軽量なろうリーダー

作品タイトル不明

桜の国チェリンと七聖剣【百十八】

「全く、困った人ね……」

会長はため息をこぼしながら、その長い髪をたくし上げた。

その瞬間――彼女はディールの視界に入らないよう、素早く指を三本立て、その後に親指と人差し指で丸を作った。

(今のは……ハンドサインか?)

素早く左右に目を向ければ、リリム先輩とフェリス先輩が同時にコクリと頷いていた。

どうやら、二年生三人組だけで通じるものらしい。

「あぁ、くそ……っ。こうなりゃもう 自棄(やけ) だ……! 元皇帝直属の四騎士だかなんだか知らないけど、このリリム=ツオリーネ様が討ち取ってやるぜ!」

「そもそも六対一だし、アレンくんもいるし……。
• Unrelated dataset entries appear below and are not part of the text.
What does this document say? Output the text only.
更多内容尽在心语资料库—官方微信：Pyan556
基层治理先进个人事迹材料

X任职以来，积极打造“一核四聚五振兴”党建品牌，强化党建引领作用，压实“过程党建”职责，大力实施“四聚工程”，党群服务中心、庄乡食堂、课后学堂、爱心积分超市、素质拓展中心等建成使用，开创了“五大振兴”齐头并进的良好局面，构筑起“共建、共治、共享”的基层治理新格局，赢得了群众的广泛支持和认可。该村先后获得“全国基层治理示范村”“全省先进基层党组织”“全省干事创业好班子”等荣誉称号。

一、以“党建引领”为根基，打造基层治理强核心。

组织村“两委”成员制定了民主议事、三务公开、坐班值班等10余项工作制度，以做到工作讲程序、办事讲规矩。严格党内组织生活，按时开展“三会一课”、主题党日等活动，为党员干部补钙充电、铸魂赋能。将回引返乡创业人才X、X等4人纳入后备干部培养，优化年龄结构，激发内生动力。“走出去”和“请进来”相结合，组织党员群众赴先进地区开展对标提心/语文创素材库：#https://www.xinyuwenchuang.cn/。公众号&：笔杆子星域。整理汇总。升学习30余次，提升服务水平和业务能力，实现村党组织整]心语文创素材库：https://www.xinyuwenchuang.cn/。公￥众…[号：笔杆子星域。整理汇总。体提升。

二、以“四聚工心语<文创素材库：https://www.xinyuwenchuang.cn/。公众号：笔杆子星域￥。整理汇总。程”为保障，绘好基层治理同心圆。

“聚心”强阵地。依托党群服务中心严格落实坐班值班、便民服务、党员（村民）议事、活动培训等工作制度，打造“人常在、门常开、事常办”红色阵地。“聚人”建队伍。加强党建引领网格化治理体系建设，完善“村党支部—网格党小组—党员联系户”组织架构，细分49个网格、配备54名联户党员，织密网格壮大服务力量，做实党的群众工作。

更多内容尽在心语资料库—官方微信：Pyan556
可能性はゼロじゃないんですけど……!」

リリム先輩とフェリス先輩は、吹っ切れたようにそう叫んだ。

「――アレンくん・リアさん・ローズさん、あなたたちは機を見て援護してちょうだい」

「はい」

「わかりました」

「承知した」

そうして戦闘方針が定まったところで、

「侵略せよ――< 原初の龍王(ファフニール) >ッ!」

「染まれ――< 緋寒桜(ひかんざくら) >ッ!」

「写せ――< 水精の女王(アクア・クイーン) >ッ!」

「ぶっ飛ばせ――< 炸裂粘土(バースト・クレイ) >ッ!」

「拘束せよ――< 鎖縛の念動力(バインド・サイキック) >ッ!」

リアたちは一斉に、それぞれの魂装を展開したのだった。